Evidemment pour vous qui êtes pour la plupart des pratiquants sérieux, je pourrais réduire ma conférence à sa plus simple expression. Il me suffirait de dire, en bref, que la façon la plus simple et la plus radicale d’aborder sa mort est le Recueillement pur et nu – shikantaza « seulement être assis ».
Et pourquoi ? Parce que c’est l’un des aboutissements du Recueillement Zen que de préparer l’individu à tirer profit de l’occasion unique que représente la mort. Cette pratique, vous le savez, consiste à transformer cette phase de l’existence – l’approche de la mort – en sagesse car elle accompagne l’état le plus subtil de l’esprit. A ce moment ultime de la vie, l’esprit est « privé », pour ainsi dire, de tout conditionnement, et il se trouve alors dans son état le plus pur. Et malgré tous les commentaires qui ont été faits par la suite, il reste que le meilleur exemple est celui du Bouddha Shakyamuni qui nous l’a montré dans toute sa simplicité au moment de sa propre mort. C’est décrit dans le Parinirvana Sutra. Il suffit donc de suivre son exemple ! Il est notre Maître ! Rien ne dit, en effet, qu’en quelques jours, quelques heures, quelques minutes, quelques secondes même, il ne soit pas possible de s’éveiller. Mais quand il faut mourir, il faut mourir ! Qu’on soit éveillé ou non.

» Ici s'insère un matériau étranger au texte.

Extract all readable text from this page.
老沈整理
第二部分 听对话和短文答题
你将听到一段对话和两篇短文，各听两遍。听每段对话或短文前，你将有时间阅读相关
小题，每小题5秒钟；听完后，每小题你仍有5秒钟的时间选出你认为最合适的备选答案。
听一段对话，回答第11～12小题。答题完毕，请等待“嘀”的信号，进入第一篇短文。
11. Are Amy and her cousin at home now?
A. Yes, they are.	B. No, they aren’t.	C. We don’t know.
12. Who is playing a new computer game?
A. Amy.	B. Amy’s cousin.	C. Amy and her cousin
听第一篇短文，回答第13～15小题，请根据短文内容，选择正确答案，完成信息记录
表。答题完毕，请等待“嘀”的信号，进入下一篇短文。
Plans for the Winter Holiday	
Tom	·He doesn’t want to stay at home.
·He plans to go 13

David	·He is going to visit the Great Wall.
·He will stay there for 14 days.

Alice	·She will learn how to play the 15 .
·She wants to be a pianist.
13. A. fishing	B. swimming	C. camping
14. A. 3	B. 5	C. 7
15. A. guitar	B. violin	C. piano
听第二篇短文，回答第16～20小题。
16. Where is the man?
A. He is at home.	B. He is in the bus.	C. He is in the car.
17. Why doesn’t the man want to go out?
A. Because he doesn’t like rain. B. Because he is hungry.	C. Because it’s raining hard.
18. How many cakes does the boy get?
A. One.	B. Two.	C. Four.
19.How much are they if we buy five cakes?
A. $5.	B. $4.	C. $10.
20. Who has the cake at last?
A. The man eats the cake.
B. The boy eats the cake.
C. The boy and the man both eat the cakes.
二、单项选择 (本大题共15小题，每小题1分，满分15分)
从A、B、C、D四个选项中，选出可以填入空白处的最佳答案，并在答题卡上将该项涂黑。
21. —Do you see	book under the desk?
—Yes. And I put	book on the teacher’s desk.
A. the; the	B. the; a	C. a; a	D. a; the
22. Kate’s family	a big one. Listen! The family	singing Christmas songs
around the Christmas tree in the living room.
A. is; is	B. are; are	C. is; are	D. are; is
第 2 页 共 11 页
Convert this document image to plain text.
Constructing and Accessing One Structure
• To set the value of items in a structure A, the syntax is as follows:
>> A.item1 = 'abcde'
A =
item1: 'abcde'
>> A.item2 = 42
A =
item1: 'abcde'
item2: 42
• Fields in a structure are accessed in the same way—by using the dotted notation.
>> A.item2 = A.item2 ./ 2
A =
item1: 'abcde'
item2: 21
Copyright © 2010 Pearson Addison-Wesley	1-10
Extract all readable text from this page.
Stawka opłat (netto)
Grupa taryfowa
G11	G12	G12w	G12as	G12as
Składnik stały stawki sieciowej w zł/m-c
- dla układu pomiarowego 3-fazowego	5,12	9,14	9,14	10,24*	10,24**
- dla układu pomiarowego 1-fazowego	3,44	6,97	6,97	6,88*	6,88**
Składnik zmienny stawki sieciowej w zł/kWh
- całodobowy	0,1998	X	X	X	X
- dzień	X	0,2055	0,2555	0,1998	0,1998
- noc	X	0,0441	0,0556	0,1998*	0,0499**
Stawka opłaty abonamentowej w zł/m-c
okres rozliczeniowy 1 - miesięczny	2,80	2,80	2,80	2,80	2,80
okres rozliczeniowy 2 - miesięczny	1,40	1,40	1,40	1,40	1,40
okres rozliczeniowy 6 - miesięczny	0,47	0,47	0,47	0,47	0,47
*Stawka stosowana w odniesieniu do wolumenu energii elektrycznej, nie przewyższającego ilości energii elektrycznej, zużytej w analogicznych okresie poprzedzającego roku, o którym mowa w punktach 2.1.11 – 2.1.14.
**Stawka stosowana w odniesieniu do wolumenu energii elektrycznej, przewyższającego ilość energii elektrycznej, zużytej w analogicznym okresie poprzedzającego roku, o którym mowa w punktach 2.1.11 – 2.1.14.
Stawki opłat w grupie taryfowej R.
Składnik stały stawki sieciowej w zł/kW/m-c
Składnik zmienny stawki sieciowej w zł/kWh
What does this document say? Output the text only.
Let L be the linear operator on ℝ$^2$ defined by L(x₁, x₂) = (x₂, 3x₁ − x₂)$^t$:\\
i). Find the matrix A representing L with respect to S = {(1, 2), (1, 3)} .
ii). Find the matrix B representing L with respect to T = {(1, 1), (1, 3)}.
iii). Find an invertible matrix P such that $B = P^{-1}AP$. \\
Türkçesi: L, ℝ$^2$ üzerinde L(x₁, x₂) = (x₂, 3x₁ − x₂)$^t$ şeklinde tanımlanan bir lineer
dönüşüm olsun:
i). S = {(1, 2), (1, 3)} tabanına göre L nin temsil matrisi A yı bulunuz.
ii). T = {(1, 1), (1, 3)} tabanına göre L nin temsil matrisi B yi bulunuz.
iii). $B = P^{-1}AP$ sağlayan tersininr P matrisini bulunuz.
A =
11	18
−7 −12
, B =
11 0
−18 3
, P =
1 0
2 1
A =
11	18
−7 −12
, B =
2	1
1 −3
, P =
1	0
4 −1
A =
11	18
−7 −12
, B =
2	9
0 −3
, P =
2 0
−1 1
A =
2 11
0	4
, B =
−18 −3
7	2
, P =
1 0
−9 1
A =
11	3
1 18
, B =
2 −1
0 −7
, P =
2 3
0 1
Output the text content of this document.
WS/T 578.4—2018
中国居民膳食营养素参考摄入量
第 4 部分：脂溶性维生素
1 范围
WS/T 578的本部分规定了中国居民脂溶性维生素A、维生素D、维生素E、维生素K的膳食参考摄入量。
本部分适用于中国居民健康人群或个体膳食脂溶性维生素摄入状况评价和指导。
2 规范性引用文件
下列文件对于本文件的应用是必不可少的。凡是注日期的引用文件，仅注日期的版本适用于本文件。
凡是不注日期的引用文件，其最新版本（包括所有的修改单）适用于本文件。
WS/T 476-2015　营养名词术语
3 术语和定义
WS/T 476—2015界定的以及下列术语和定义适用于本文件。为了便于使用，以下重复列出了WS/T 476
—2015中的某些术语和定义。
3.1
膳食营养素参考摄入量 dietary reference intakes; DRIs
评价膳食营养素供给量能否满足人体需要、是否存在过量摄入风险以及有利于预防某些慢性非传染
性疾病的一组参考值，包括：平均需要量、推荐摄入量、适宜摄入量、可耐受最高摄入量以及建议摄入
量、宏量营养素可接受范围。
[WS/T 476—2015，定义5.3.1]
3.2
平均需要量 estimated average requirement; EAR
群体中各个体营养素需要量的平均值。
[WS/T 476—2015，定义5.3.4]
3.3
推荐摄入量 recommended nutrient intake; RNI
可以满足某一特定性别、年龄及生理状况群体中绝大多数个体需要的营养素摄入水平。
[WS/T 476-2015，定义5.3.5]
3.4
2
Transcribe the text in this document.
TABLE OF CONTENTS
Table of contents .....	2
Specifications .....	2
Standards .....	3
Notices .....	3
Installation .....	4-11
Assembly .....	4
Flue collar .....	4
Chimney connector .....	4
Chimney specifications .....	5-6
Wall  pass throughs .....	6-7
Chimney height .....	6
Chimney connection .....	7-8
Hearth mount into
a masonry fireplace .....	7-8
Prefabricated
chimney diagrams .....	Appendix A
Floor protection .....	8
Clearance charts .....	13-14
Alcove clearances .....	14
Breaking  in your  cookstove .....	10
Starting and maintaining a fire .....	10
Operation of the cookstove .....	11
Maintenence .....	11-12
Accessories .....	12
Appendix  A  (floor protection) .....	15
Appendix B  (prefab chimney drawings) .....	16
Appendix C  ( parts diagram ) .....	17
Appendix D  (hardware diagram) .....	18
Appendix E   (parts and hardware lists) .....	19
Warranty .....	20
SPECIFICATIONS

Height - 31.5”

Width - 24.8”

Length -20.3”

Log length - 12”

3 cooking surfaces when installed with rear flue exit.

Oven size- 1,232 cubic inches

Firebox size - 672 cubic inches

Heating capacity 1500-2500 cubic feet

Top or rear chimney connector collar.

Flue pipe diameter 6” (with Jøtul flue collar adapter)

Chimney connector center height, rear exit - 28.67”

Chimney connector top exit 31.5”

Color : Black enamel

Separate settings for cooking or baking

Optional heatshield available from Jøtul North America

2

" C'est parce qu'il ignore que 
son "moi" n'a pas de substance en propre 
que l'homme a peur de mourir . "
Dans la réalité, il n’y a cependant pas besoin d’être éveillé pour bien mourir. Il suffit de mourir ! En effet tout dépend de l’enchaînement sans rupture des karma. Comprenez bien que le mot sanskrit karma signifie : « un acte gros de sa conséquence dans la conscience ». C'est-à-dire que dès qu’on fait quoi que ce soit, que l’on dit quoi que ce soit, que l’on pense quoi que ce soit, dans l’instant même – dans le même temps ! – cet acte « pond » sa conséquence dans notre conscience. Ensuite, le temps de maturation de la rétribution de cette conséquence est variable. Cette loi du karma est donc essentielle car elle conditionne un enchaînement d’événements dans notre vie qu’on appelle « continuum d'existence ». Ces événements sont les « moments de vie » et ils ont toujours lieu au point de convergence de causes et de conditions. Lequel point de convergence n’arrête pas de se répéter. Sans cesse, sans cesse on est toujours au point de convergence de causes et de conditions qui déclenchent l’apparition des choses, parmi lesquelles notre propre personne, évidemment. Ce moment de convergence, nous dit le Bouddha, ne dure que le temps d’une pensée. Donc comme nous le dit le sutra : « nous ne vivons que le temps d’une pensée. Une pensée qui prend naissance, qui vit, et qui meurt dans le même temps. » Comme on pourrait le dire d’une note de musique jouée sur un instrument. C’est pourquoi le « moi », (le « moi-je », le « soi », l’ego, etc.) n’a pas de substance en propre. Mais les causes et conditions font qu’on s’agrippe à ce « moi » illusoire et au monde qui conditionne son existence. C’est ainsi que l’homme a peur de mourir.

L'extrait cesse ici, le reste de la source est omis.